Edelman is only one of eleven visiting professors at Rutgers next year, and his appointment is at the rank of visiting "assistant," not "associate" professor. Most schools don't even have the assistant rank anymore. Most of Rutgers' other visitors are associate professors. (the Newark school - the good Rutgers law school - doesn't use visitors.) The School could be starting a sports law course (but not a program - only Duke has that), just to fill a curricular demand, since Rutgers (the University not just the law school), sees itself as the next big time jock school in the country, up there with Michigan, UCLA, Stanford, UVa, West Virginia, and the like. (If it decided to create the course for curricular reasons it makes sense that it would put it in Camden. That way it doesn't junk up the Newark curriculum. Newark is a good place.) Rutgers' President is the athletic program's biggest booster (very unusual for a serious academic), and the School is in the middle of a major corruption scandal involving under-the-counter payments to the AD and bribes by contractors related to the contract to build the new football stadium. It sounds as if the School has made the jump to big time athletics already. Non-jobs for players at booster owned automobile dealerships can't be far behind. When JoPa gets kicked out of western pennsylvania maybe he can move to the eastern part of the state and become Rutgers' new AD (it already has a better football coach). Edelman could have him as a guest lecturer, that is, if JoPa was willing to go to Camden.
34 -
I find it interesting that you'd claim Rutgers Newark was the "good" one. Aside from the fact that both are tied at 77 in the lastest rankings (TTT), this is the first year in a while that Camden has not been ranked higher than Newark. In 2007, Camden was ranked 65 to Newarks 80.

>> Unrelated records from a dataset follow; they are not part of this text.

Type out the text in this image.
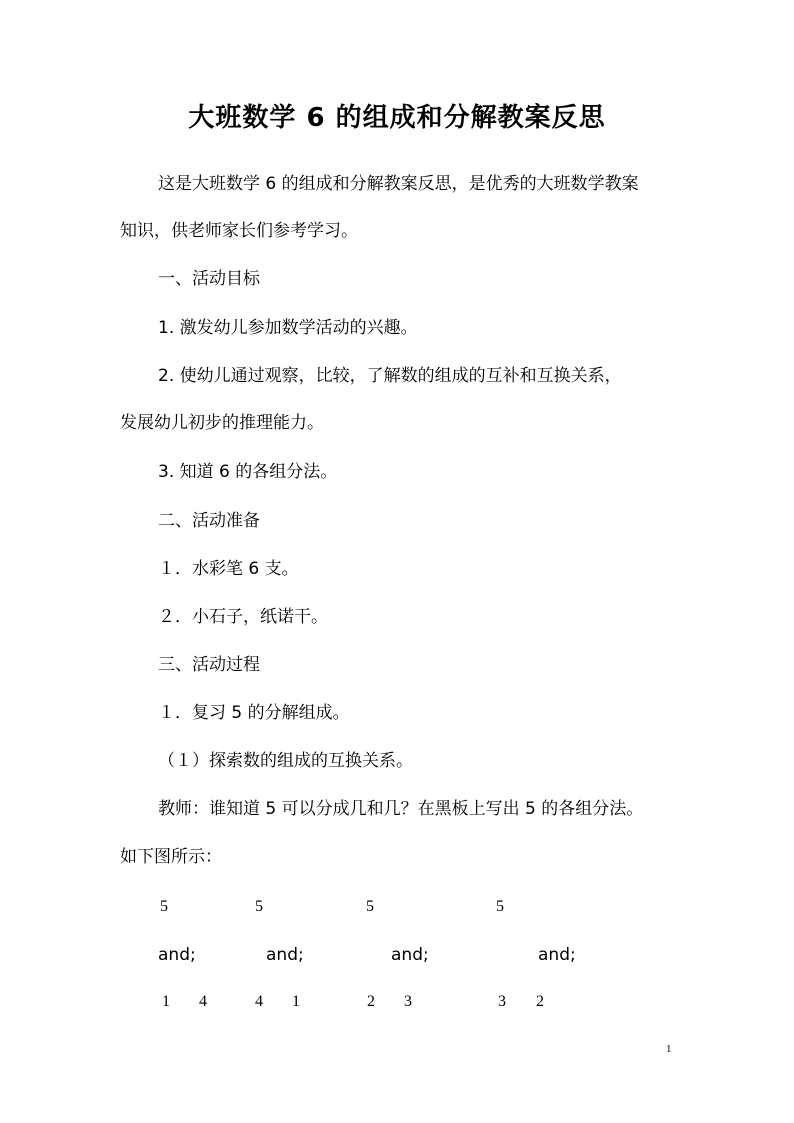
大班数学 6 的组成和分解教案反思

这是大班数学 6 的组成和分解教案反思，是优秀的大班数学教案

知识，供老师家长们参考学习。

一、活动目标

1. 激发幼儿参加数学活动的兴趣。

2. 使幼儿通过观察，比较，了解数的组成的互补和互换关系，

发展幼儿初步的推理能力。

3. 知道 6 的各组分法。

二、活动准备

１．水彩笔 6 支。

２．小石子，纸诺干。

三、活动过程

１．复习 5 的分解组成。

（１）探索数的组成的互换关系。

教师：谁知道 5 可以分成几和几？在黑板上写出 5 的各组分法。

如下图所示：

5	5	5	5
and;	and;	and;	and;
1 4	4 1	2 3	3 2
1
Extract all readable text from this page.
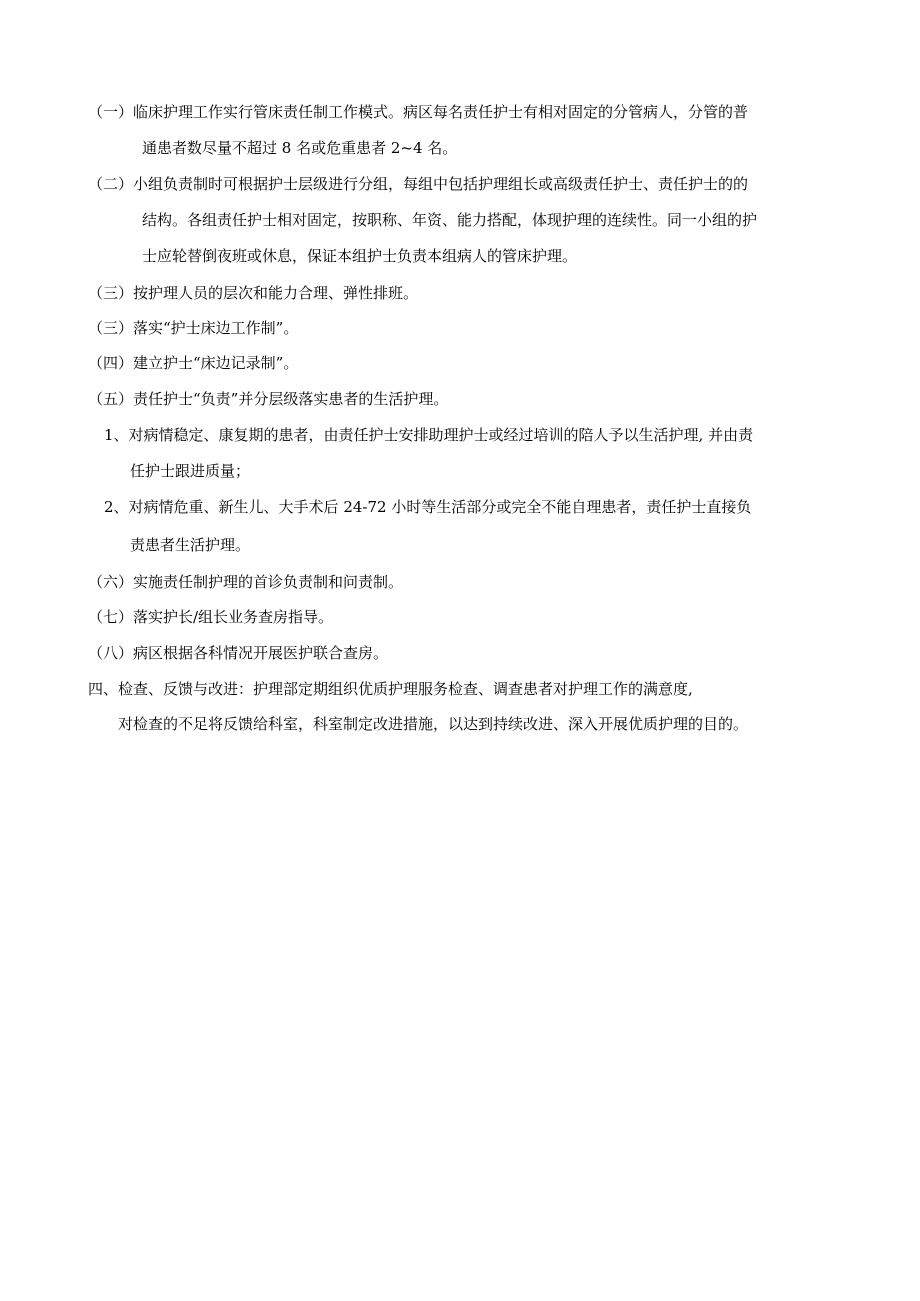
（一）临床护理工作实行管床责任制工作模式。病区每名责任护士有相对固定的分管病人，分管的普
通患者数尽量不超过 8 名或危重患者 2~4 名。
（二）小组负责制时可根据护士层级进行分组，每组中包括护理组长或高级责任护士、责任护士的的
结构。各组责任护士相对固定，按职称、年资、能力搭配，体现护理的连续性。同一小组的护
士应轮替倒夜班或休息，保证本组护士负责本组病人的管床护理。
（三）按护理人员的层次和能力合理、弹性排班。
（三）落实“护士床边工作制”。
（四）建立护士“床边记录制”。
（五）责任护士“负责”并分层级落实患者的生活护理。
1、对病情稳定、康复期的患者，由责任护士安排助理护士或经过培训的陪人予以生活护理, 并由责
任护士跟进质量；
2、对病情危重、新生儿、大手术后 24-72 小时等生活部分或完全不能自理患者，责任护士直接负
责患者生活护理。
（六）实施责任制护理的首诊负责制和问责制。
（七）落实护长/组长业务查房指导。
（八）病区根据各科情况开展医护联合查房。
四、检查、反馈与改进：护理部定期组织优质护理服务检查、调查患者对护理工作的满意度,
对检查的不足将反馈给科室，科室制定改进措施，以达到持续改进、深入开展优质护理的目的。
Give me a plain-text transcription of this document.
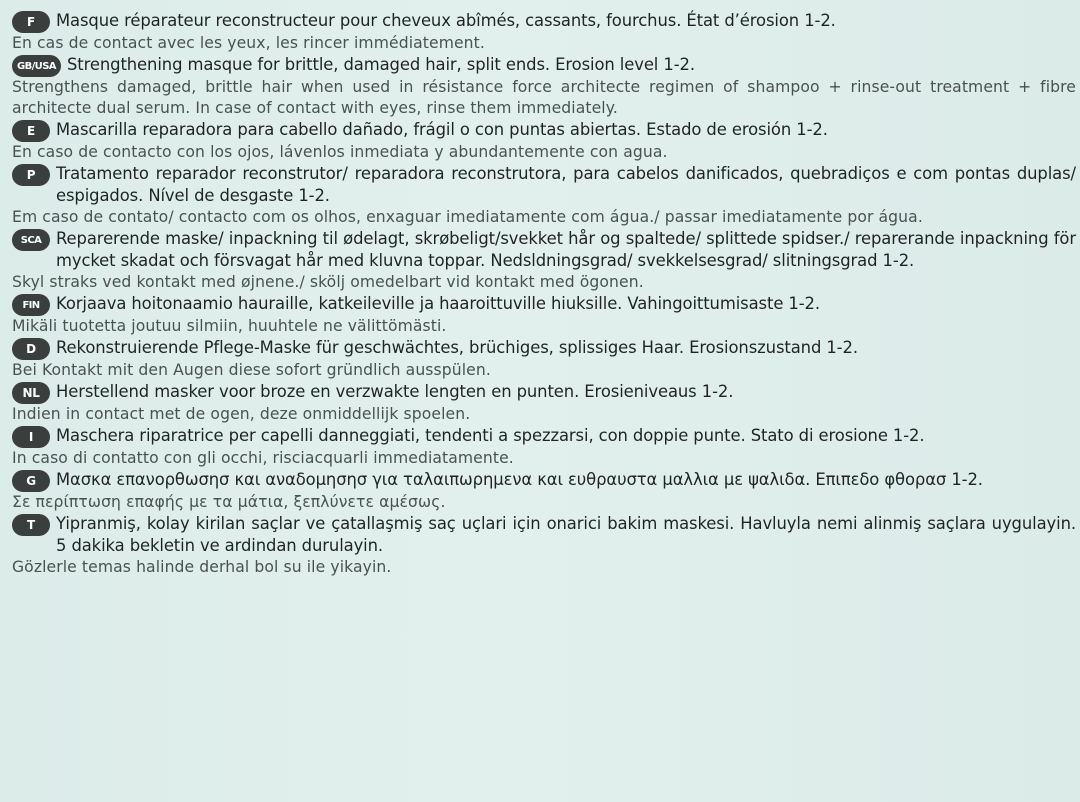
F	Masque réparateur reconstructeur pour cheveux abîmés, cassants, fourchus. État d’érosion 1-2.
En cas de contact avec les yeux, les rincer immédiatement.
GB/USA Strengthening masque for brittle, damaged hair, split ends. Erosion level 1-2.
Strengthens damaged, brittle hair when used in résistance force architecte regimen of shampoo + rinse-out treatment + fibre architecte dual serum. In case of contact with eyes, rinse them immediately.
E	Mascarilla reparadora para cabello dañado, frágil o con puntas abiertas. Estado de erosión 1-2.
En caso de contacto con los ojos, lávenlos inmediata y abundantemente con agua.
P	Tratamento reparador reconstrutor/ reparadora reconstrutora, para cabelos danificados, quebradiços e com pontas duplas/ espigados. Nível de desgaste 1-2.
Em caso de contato/ contacto com os olhos, enxaguar imediatamente com água./ passar imediatamente por água.
SCA Reparerende maske/ inpackning til ødelagt, skrøbeligt/svekket hår og spaltede/ splittede spidser./ reparerande inpackning för mycket skadat och försvagat hår med kluvna toppar. Nedsldningsgrad/ svekkelsesgrad/ slitningsgrad 1-2.
Skyl straks ved kontakt med øjnene./ skölj omedelbart vid kontakt med ögonen.
FIN	Korjaava hoitonaamio hauraille, katkeileville ja haaroittuville hiuksille. Vahingoittumisaste 1-2.
Mikäli tuotetta joutuu silmiin, huuhtele ne välittömästi.
D	Rekonstruierende Pflege-Maske für geschwächtes, brüchiges, splissiges Haar. Erosionszustand 1-2.
Bei Kontakt mit den Augen diese sofort gründlich ausspülen.
NL	Herstellend masker voor broze en verzwakte lengten en punten. Erosieniveaus 1-2.
Indien in contact met de ogen, deze onmiddellijk spoelen.
I	Maschera riparatrice per capelli danneggiati, tendenti a spezzarsi, con doppie punte. Stato di erosione 1-2.
In caso di contatto con gli occhi, risciacquarli immediatamente.
G	Μασκα επανορθωσησ και αναδομησησ για ταλαιπωρημενα και ευθραυστα μαλλια με ψαλιδα. Επιπεδο φθορασ 1-2.
Σε περίπτωση επαφής με τα μάτια, ξεπλύνετε αμέσως.
T	Yipranmiş, kolay kirilan saçlar ve çatallaşmiş saç uçlari için onarici bakim maskesi. Havluyla nemi alinmiş saçlara uygulayin. 5 dakika bekletin ve ardindan durulayin.
Gözlerle temas halinde derhal bol su ile yikayin.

Then again, this argument is kind of silly given that both have a ranking of 77.
Newark is filled with predatory, drug-dealing murderers. Camden is filled with students and prisoners.
Advantage, Camden.
Marc's pure sports commentary was sadly misinformed. But, he seems to have realized this, so I'll grant him a mulligan there. His sports legal commentary was decent and has improved recently. This is a tough crowd, so I'll wish him luck.